Mais il y a quand même des maçons et des maçonnes qui ne sont pas, mais alors pas du tout, de bonnes mœurs, mais sont des affairistes, comme on l’a découvert avec certaines loges mafieuses, particulièrement en Italie…
— C’est vrai. Mais on fait le focus sur une ou deux loges, alors que, par exemple, dans mon obédience, j’ai 450 loges qui n’ont aucune problématique d’affaires. L’affairisme de certains frères rejaillit automatiquement sur l’ensemble de la maçonnerie, dont la féminine. Ça fonctionne comme une caisse de résonance. Pour un ou quelque moutons noirs, tout le monde est entaché.

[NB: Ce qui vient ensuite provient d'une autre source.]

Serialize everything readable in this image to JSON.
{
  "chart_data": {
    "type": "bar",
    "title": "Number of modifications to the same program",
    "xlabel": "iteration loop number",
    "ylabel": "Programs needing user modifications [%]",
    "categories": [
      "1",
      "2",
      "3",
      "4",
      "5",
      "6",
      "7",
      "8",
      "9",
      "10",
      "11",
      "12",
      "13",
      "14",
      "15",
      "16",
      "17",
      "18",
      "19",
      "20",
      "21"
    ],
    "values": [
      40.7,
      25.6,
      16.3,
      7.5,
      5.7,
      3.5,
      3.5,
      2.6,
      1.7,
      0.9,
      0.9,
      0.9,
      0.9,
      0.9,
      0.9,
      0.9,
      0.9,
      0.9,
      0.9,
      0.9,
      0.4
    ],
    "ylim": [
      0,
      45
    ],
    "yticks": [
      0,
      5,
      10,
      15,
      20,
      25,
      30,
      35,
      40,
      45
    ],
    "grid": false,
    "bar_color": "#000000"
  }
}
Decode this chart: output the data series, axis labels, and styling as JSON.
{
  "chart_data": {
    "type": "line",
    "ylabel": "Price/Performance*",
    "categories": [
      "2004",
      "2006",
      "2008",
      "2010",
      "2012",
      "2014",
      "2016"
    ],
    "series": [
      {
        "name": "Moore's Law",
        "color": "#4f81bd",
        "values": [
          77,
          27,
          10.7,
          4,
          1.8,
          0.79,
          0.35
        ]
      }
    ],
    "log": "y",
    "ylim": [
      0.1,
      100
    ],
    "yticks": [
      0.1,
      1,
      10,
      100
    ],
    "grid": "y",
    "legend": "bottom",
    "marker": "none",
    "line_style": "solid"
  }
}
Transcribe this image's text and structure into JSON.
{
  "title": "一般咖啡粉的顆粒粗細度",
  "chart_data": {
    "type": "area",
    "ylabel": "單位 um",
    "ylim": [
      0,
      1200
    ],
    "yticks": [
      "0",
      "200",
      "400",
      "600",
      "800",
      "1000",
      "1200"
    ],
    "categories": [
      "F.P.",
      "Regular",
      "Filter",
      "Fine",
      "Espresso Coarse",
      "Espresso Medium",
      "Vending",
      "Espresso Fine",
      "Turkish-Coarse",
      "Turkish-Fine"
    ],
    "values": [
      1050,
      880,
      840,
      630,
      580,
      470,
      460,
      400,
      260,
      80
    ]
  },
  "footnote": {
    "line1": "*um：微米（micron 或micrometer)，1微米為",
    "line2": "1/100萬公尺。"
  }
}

Cette tendance affairiste est-elle en train de diminuer ou, au contraire, de se développer ?
— Je pense qu’il y a toujours des êtres humains qui veulent faire des affaires, gagner de l’argent et essayent tous les moyens possibles. Est-ce qu’il y en a plus qu’avant ? Je ne sais pas. Par contre, il y a aujourd’hui plus de caisses de résonance avec les réseaux sociaux.
Comment expliquez-vous que l’image que l’Église catholique a donnée de la franc-maçonnerie à une certaine époque, celle d’une société secrète, dangereuse, redoutée avec des pouvoirs occultes, perdure encore ?
— C’est normal. Nous sommes adogmatiques, c’est-à-dire que nous refusons les dogmes. Nous sommes une école de questionnement, de remise en cause. Bien évidemment, les religions – j’utilise à dessein le pluriel pour ne pas faire le focus sur une seule – prônent des dogmes sans croire à une vérité révélée. Alors que pratiquer la maçonnerie, c’est essayer de trouver par soi-même sa vérité. Donc, voilà pourquoi à mon avis, il y a ce… souci entre les religions et nous.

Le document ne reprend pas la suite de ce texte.